Andris Logins convicted of children's home sex abuse
A former social care worker has been found guilty of sexually abusing children at a care home where he worked in the 1980s.
Andris Logins, 57, is the first carer to be convicted as part of a police inquiry into historical abuse at children's homes in Nottinghamshire.
He was aged 22 to 27 when he abused the children - two girls and two boys - at Beechwood Community Home.
A Nottingham Crown Court jury found him guilty of 17 charges.
He is due to be sentenced on Wednesday.
Police became involved when a woman went to police and told them she had been raped by Logins when she was 15.
Det Insp Mandy Johnson said the children had been too scared to complain when they lived at the home, because of its brutal regime.
"Punishments were quite brutal, people being kicked and punched, and split lips and bloodied noses, which made it very difficult for the children to be able to go to staff to disclose what was happening to them," she said.
The charges in full:
- Two counts of rape on a girl aged 14 between January and October 1984
- Two counts of rape of a girl under 16 between January and October 1984
- Four indecent assaults of a boy aged under 16 between October 1980 and May 1981
- Three indecent assaults on a girl under 16 between January and October 1984
- Three indecent assaults of a girl aged 14 between January and October 1984
- One act of child cruelty between January and September 1984
Prosecutor Mary Prior QC said Logins would develop a caring rapport with his victims before abusing them.
In his evidence, Logins accepted there could have been abuse at the home, but was adamant it was not carried out by him.
He claimed his four victims "had got the wrong man" and suggested the descriptions given could have fitted other men who worked at the home.
'It was wrong, evil'
One of the male victims was 14 when Logins dragged him into his office, punched him until he "cowed on the floor", forced him to undress and then stared at his penis.
Logins was convicted of child cruelty in relation to this.
His victim told the BBC: "All I remember is crying, thinking to myself why is he doing it to me.
"Every day is now a challenge to get up.

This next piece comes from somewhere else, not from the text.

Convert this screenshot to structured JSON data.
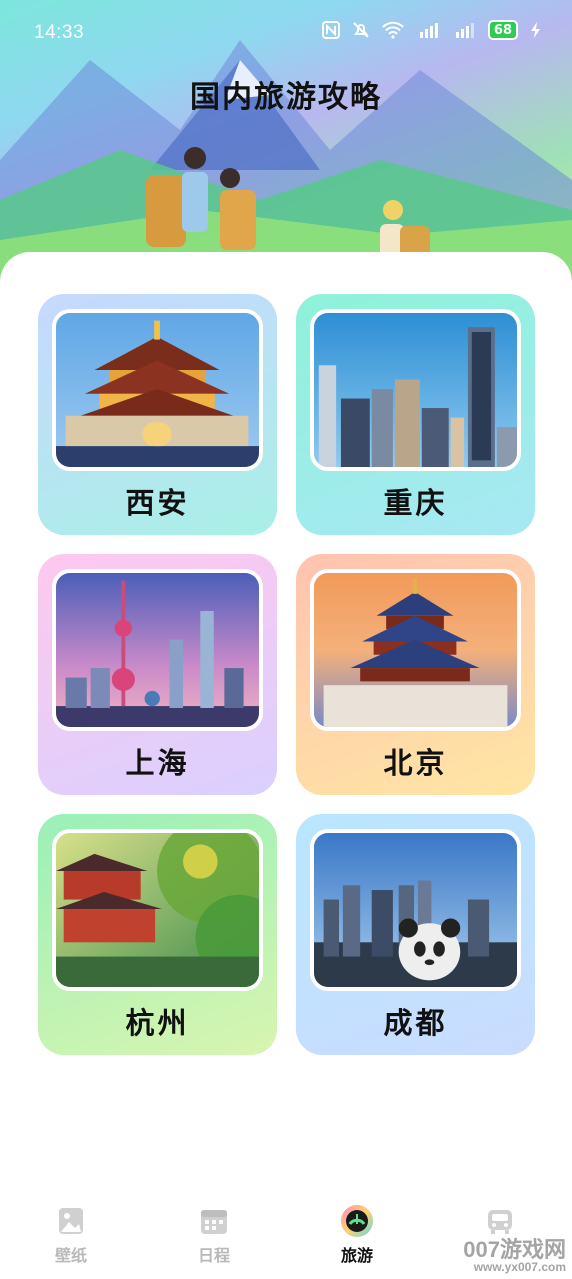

I'm off work at the moment with stress.
"I drink every day, cry most days. It was wrong, evil."
One of the girls abused by Logins said she still has panic attacks and anxiety attacks because of what happened to her.

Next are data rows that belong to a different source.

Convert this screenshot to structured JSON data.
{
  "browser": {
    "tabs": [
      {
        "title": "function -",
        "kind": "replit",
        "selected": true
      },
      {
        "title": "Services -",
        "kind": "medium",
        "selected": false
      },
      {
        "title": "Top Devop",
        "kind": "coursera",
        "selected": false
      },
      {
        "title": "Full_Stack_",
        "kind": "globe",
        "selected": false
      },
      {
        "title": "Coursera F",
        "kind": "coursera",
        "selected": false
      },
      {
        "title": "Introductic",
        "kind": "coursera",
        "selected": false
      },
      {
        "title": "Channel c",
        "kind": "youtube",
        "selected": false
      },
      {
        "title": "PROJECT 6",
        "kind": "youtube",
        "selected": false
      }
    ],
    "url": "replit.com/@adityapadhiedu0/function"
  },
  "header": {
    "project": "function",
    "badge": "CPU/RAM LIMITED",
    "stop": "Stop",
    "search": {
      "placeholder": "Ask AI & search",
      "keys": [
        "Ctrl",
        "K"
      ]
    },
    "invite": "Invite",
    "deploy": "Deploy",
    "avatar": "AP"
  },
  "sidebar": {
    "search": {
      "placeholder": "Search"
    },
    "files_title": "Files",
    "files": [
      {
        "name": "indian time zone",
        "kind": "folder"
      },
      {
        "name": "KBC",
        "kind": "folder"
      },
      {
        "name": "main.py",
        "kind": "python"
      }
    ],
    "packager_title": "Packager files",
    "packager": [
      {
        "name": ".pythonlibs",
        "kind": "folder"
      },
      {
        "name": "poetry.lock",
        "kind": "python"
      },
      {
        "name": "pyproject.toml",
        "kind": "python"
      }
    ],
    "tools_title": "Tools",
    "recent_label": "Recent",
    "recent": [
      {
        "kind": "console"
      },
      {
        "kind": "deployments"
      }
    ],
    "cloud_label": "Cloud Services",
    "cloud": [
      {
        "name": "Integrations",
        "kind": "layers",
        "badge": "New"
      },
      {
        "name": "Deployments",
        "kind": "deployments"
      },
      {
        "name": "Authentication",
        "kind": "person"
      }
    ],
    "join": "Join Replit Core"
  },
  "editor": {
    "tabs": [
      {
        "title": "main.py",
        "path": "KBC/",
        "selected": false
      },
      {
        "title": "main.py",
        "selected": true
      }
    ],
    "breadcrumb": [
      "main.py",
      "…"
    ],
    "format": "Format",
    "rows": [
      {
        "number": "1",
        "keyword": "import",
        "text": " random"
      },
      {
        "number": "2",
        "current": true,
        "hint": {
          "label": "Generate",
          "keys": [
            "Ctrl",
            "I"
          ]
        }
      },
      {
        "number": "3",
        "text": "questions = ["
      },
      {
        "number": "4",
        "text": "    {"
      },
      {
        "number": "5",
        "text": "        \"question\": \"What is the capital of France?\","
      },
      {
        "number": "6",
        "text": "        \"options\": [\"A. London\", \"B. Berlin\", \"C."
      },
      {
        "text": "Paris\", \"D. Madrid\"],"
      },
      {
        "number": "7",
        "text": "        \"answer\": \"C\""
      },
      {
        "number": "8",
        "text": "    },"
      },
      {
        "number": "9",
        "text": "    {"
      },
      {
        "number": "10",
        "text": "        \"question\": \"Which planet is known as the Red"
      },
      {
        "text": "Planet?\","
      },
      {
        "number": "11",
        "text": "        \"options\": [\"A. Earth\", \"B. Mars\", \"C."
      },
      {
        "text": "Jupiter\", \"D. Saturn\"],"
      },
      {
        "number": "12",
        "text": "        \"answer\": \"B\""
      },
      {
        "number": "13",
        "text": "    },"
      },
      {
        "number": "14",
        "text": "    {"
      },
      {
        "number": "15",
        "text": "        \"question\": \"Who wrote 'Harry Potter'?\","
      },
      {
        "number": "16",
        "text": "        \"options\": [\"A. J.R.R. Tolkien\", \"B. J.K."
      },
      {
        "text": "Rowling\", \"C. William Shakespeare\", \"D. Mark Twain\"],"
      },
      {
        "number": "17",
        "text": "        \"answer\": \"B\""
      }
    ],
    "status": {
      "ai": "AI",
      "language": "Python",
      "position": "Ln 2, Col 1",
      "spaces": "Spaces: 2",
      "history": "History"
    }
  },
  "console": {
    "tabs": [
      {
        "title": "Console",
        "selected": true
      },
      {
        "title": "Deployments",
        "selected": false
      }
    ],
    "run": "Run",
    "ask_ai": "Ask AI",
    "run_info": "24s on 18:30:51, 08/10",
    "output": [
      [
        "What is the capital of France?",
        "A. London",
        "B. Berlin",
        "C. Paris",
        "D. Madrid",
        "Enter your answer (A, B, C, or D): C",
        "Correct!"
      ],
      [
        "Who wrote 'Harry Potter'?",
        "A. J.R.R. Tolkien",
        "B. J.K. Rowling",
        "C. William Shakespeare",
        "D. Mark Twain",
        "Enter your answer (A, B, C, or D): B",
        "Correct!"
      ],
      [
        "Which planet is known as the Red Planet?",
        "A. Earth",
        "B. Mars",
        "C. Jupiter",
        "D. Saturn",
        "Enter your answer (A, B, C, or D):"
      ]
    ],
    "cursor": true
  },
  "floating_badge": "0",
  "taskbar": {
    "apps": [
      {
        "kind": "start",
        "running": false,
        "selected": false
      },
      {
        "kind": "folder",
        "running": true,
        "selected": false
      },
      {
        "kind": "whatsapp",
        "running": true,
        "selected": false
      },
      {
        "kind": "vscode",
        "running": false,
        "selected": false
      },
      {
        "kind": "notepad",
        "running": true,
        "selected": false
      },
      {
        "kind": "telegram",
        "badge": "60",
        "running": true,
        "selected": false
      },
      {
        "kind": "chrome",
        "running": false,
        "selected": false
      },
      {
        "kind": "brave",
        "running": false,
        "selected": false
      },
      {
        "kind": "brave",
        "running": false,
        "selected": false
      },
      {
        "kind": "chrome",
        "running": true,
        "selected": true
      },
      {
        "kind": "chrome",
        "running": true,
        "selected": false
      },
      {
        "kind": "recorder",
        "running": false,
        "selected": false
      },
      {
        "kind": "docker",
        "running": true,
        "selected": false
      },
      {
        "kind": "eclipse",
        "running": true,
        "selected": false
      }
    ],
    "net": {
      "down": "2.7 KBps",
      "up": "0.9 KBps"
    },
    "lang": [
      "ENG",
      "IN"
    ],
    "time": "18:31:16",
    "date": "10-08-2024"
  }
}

"You live with it day in, day out. I feel like I'm doing a life sentence here," she told the BBC.
"He wasn't a carer. He was just nothing more than an abuser."
Colin Pettigrew, Nottinghamshire County Council's corporate director for children and families, said the council is "pleased that Logins has been brought to justice".

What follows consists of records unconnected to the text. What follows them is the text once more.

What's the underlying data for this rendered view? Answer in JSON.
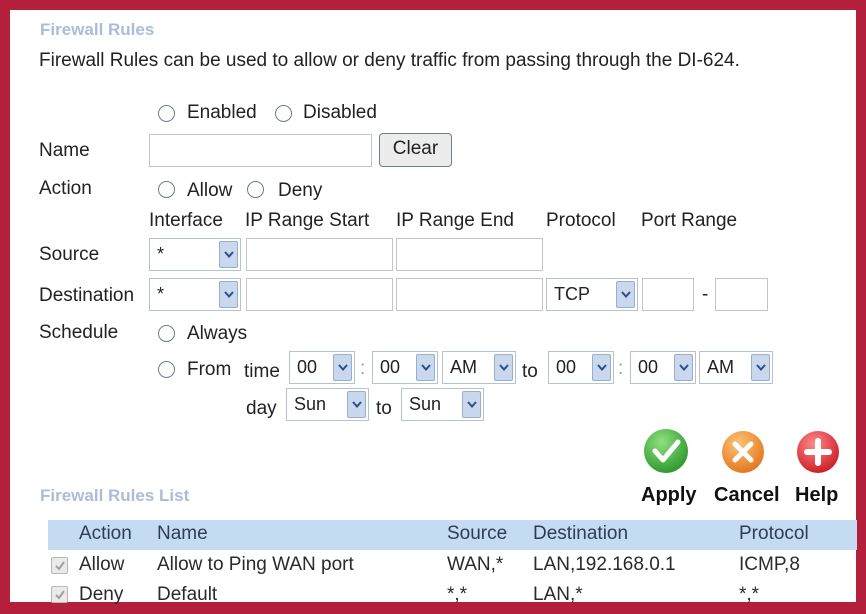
{
  "page": {
    "title": "Firewall Rules",
    "description": "Firewall Rules can be used to allow or deny traffic from passing through the DI-624."
  },
  "form": {
    "status_enabled": "Enabled",
    "status_disabled": "Disabled",
    "name_label": "Name",
    "name_value": "",
    "clear_label": "Clear",
    "action_label": "Action",
    "action_allow": "Allow",
    "action_deny": "Deny",
    "col_interface": "Interface",
    "col_ip_start": "IP Range Start",
    "col_ip_end": "IP Range End",
    "col_protocol": "Protocol",
    "col_port_range": "Port Range",
    "source_label": "Source",
    "source_interface": "*",
    "destination_label": "Destination",
    "destination_interface": "*",
    "destination_protocol": "TCP",
    "port_dash": "-",
    "schedule_label": "Schedule",
    "schedule_always": "Always",
    "schedule_from": "From",
    "time_label": "time",
    "time_from_hour": "00",
    "time_from_minute": "00",
    "time_from_ampm": "AM",
    "to_label": "to",
    "time_to_hour": "00",
    "time_to_minute": "00",
    "time_to_ampm": "AM",
    "colon": ":",
    "day_label": "day",
    "day_from": "Sun",
    "day_to": "Sun"
  },
  "actions": {
    "apply": "Apply",
    "cancel": "Cancel",
    "help": "Help"
  },
  "list": {
    "title": "Firewall Rules List",
    "headers": {
      "action": "Action",
      "name": "Name",
      "source": "Source",
      "destination": "Destination",
      "protocol": "Protocol"
    },
    "rows": [
      {
        "checked": true,
        "action": "Allow",
        "name": "Allow to Ping WAN port",
        "source": "WAN,*",
        "destination": "LAN,192.168.0.1",
        "protocol": "ICMP,8"
      },
      {
        "checked": true,
        "action": "Deny",
        "name": "Default",
        "source": "*,*",
        "destination": "LAN,*",
        "protocol": "*,*"
      }
    ]
  },
  "colors": {
    "frame": "#b4203b",
    "title": "#a9bdd8",
    "list_header_bg": "#c4dbf1",
    "apply": "#3aa83a",
    "cancel": "#e8822a",
    "help": "#d9262d"
  },
  "icons": {
    "apply": "checkmark-icon",
    "cancel": "x-icon",
    "help": "plus-icon"
  }
}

"Children in our care should have been safe and protected and the Logins trial heard that in the 1980s they were not. For that we sincerely apologise," he said.
"These offences took place more than 30 years ago and it is important to assure people that residential children's homes of the 1980s bear no resemblance to those of today."
He urged anyone else who has suffered abuse to report it to the council and police.